Count the no. of unique value present in a column in an excel

Hi team

I want to calculate the no. of unique value each header has, so how can I do it
for example
input table:

header1 header2 header3 header4
1 q q w
2 w q e
3 e q d
4 r q w
5 t q s
6 y q e
7 q q d
8 w q r
9 e q f
10 r q t

output table:

table name unique count
header1 10
header2 5
header3 1
header4 7

so how can I do it?

use dt.defaultview(True,) method

prepare with build datatable the report datastructure (Columns: tableName, uniqueCount) - dtReport

Assign acitvity:
Left: dt Report
Right

(From x in dtData.Columns.Cast(Of DataColumn).Select(Function (c) c.ColumnName)
Let cnt = dtData.AsEnumerable.Select(Function (r) r(x).toString.Trim).Distinct().Count
Let ra = new Object(){x, cnt}
Select r=dtReport.Rows.Add(ra)).CopyToDataTable

@Aishwarya_Bhargava

  1. Use Read Range activity to read the input data from excel file and it will give output as DataTable. Let’s say ‘InputDT’.

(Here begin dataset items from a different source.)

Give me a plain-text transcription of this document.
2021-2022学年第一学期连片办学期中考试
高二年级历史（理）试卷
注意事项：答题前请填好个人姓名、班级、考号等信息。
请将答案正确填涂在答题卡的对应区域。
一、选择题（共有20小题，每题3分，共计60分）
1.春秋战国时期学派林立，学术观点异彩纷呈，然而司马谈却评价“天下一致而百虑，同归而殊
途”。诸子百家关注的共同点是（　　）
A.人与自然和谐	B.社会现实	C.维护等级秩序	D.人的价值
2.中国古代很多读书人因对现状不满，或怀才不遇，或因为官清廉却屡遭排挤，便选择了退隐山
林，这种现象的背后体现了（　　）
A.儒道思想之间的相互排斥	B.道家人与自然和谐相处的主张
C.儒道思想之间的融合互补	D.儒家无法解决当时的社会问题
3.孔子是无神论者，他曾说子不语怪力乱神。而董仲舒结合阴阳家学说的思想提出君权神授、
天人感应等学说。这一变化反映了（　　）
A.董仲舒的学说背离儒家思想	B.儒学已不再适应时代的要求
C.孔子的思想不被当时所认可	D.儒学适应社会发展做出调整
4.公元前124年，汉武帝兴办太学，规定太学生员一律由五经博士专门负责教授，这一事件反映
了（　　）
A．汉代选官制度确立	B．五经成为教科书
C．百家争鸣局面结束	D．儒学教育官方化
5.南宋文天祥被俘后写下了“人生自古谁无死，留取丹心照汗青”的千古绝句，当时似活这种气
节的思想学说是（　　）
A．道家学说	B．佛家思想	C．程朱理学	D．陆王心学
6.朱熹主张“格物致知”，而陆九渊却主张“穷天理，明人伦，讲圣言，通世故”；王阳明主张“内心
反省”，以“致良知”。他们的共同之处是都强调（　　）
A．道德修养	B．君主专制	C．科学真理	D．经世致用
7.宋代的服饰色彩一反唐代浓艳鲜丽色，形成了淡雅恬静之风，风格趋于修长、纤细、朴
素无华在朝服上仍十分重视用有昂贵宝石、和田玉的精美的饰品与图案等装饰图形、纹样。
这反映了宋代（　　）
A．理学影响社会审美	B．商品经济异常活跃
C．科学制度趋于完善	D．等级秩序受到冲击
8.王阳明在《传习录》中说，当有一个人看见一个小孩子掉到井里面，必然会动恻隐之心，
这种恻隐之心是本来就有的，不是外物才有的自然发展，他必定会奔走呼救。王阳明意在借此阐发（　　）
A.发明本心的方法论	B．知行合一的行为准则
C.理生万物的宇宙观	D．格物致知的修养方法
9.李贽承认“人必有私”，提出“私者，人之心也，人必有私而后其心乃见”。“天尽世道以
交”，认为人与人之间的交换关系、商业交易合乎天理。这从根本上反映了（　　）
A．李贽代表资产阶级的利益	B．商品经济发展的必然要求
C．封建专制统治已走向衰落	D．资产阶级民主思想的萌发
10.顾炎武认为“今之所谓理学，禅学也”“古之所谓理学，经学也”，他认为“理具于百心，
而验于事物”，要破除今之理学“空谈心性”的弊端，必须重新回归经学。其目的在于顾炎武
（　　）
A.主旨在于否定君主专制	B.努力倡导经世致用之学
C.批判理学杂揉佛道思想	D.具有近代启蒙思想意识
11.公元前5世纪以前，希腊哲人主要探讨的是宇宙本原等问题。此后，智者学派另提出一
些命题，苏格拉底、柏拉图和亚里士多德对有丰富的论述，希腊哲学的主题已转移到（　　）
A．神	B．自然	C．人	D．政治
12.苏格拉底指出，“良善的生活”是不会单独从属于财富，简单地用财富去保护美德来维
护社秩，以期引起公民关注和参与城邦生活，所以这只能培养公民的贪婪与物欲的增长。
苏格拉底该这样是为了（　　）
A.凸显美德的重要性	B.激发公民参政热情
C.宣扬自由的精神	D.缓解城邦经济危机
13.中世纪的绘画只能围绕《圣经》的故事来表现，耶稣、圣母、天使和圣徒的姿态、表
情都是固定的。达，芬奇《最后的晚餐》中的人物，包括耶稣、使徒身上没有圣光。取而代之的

  2. And then use Build DataTable activity and create two columns - table name and unique count. Let’s say ‘OutputDT’

  3. And then use For Each loop activity and pass ‘InputDT’ to it.

        For Each item in InputDT.Columns
               Use Add DataRow activity and pass DataTable as OutputDT and ArrayRow value as below.
    
         {item, InputDT.DefaultView.ToTable(True,item).Rows.Count}
    
  4. Finally use Write Range activity and pass OutputDT to write into Excel file.

i need to add the unique value count in this already existing table

IFLOTX Filled Rows Filled % Unique Count
TPLNR 198303 100.00
SPRAS 198303 100.00
PLTXT 197876 99.78

this table is generated using 2 queries

(From c In varInputSapDataTable.Columns.Cast(Of DataColumn)
Let fr = varInputSapDataTable.AsEnumerable.Where(Function (x) Not (isNothing(x(c)) OrElse String.IsNullorEmpty(x(c).toString.Trim))).Count
Let p = (fr/varInputSapDataTable.Rows.Count*100).toString(“F2”)
Let ra = New Object(){c.ColumnName, fr,p}
Select r=in_varDataTableForColumnHeadersAndFilledRate.Rows.Add(ra)).CopyToDataTable

and

in_varDataTableForColumnHeadersAndFilledRate.AsEnumerable.OrderByDescending(function(r) Double.Parse(r(“Filled %”).ToString)).CopyToDataTable()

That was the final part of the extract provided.